The supraventricular tachycardia atrial fibrillation ecg vs normal
The supraventricular tachycardia atrial fibrillation ecg vs normal Supraventricular tachycardia (SVT) and atrial fibrillation (AFib) are two common types of arrhythmias that originate above the ventricles in the heart. Both conditions involve abnormal electrical activity that leads to a rapid heartbeat, but they differ significantly in their mechanisms, presentation, and ECG characteristics. Understanding these differences is crucial for accurate diagnosis and effective management.
SVT typically refers to a rapid heart rhythm that originates from the atria or the atrioventricular (AV) node, resulting in a narrow QRS complex on the ECG. It usually presents with sudden onset and termination, often causing symptoms such as palpitations, dizziness, or even chest discomfort. An ECG during SVT shows a very rapid heart rate, often between 150 and 250 beats per minute. The P waves may be hidden within the QRS complexes or appear as abnormal, retrograde waves, making them sometimes difficult to identify. The narrow QRS complex indicates that ventricular depolarization proceeds normally through the His-Purkinje system.

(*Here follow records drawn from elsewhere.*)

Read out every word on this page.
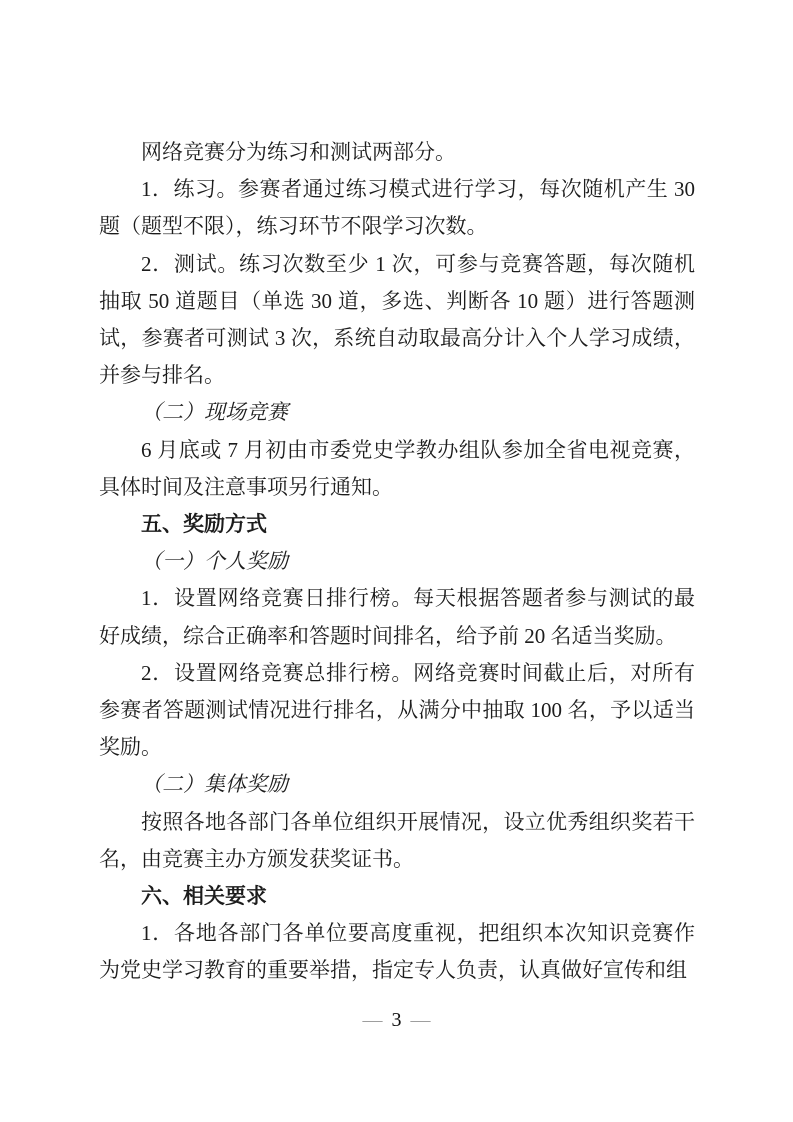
网络竞赛分为练习和测试两部分。

1．练习。参赛者通过练习模式进行学习，每次随机产生 30 题（题型不限），练习环节不限学习次数。

2．测试。练习次数至少 1 次，可参与竞赛答题，每次随机抽取 50 道题目（单选 30 道，多选、判断各 10 题）进行答题测试，参赛者可测试 3 次，系统自动取最高分计入个人学习成绩，并参与排名。

（二）现场竞赛

6 月底或 7 月初由市委党史学教办组队参加全省电视竞赛，具体时间及注意事项另行通知。

五、奖励方式

（一）个人奖励

1．设置网络竞赛日排行榜。每天根据答题者参与测试的最好成绩，综合正确率和答题时间排名，给予前 20 名适当奖励。

2．设置网络竞赛总排行榜。网络竞赛时间截止后，对所有参赛者答题测试情况进行排名，从满分中抽取 100 名，予以适当奖励。

（二）集体奖励

按照各地各部门各单位组织开展情况，设立优秀组织奖若干名，由竞赛主办方颁发获奖证书。

六、相关要求

1．各地各部门各单位要高度重视，把组织本次知识竞赛作为党史学习教育的重要举措，指定专人负责，认真做好宣传和组

— 3 —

In contrast, atrial fibrillation is characterized by chaotic electrical activity within the atria, leading to an irregularly irregular ventricular response. The hallmark ECG feature of AFib is the absence of distinct P waves. Instead, there are fibrillatory waves—small, irregular, and varying in amplitude—interspersed between irregular QRS complexes. The ventricular rate can vary widely but is often rapid, exceeding 100 beats per minute. The irregular rhythm on ECG is a key differentiator from other supraventricular rhythms. Because AFib involves multiple reentrant circuits within the atria, it does not typically respond to vagal maneuvers or carotid massage that might terminate other SVTs.
Comparing ECGs of SVT versus AFib reveals these distinct features. In SVT, the ECG shows a narrow QRS complex with a rapid, regular rhythm, sometimes accompanied by visible P waves, albeit often retrograde. In AFib, the rhythm is irregularly irregular, with absent P waves and fibrillatory baseline activity. These differences are essential for clinicians, as they influence treatment strategies—SVT may be managed with vagal maneuvers, medications like adenosine, or cardioversion in some cases, while AFib management often involves anticoagulation, rate or rhythm control medications, and sometimes electrical cardioversion.
It is important to recognize that certain conditions can coexist or mimic each other, and ECG interpretation requires careful analysis by experienced healthcare professionals. Additionally, other supraventricular arrhythmias, such as atrial flutter, can resemble SVT or AFib but have their characteristic ECG patterns—flutter waves with a sawtooth pattern in atrial flutter, for example.
In summary, while both SVT and AFib are supraventricular arrhythmias causing rapid heart rates, their ECG signatures differ significantly. SVT presents with a narrow, regular QRS complex and often visible P waves, whereas AFib shows an irregularly irregular rhythm with no distinct P waves and fibrillatory baseline activity. Correct interpretation of these ECG features is vital for diagnosis and guiding appropriate treatment to reduce symptoms and prevent complications like stroke or heart failure.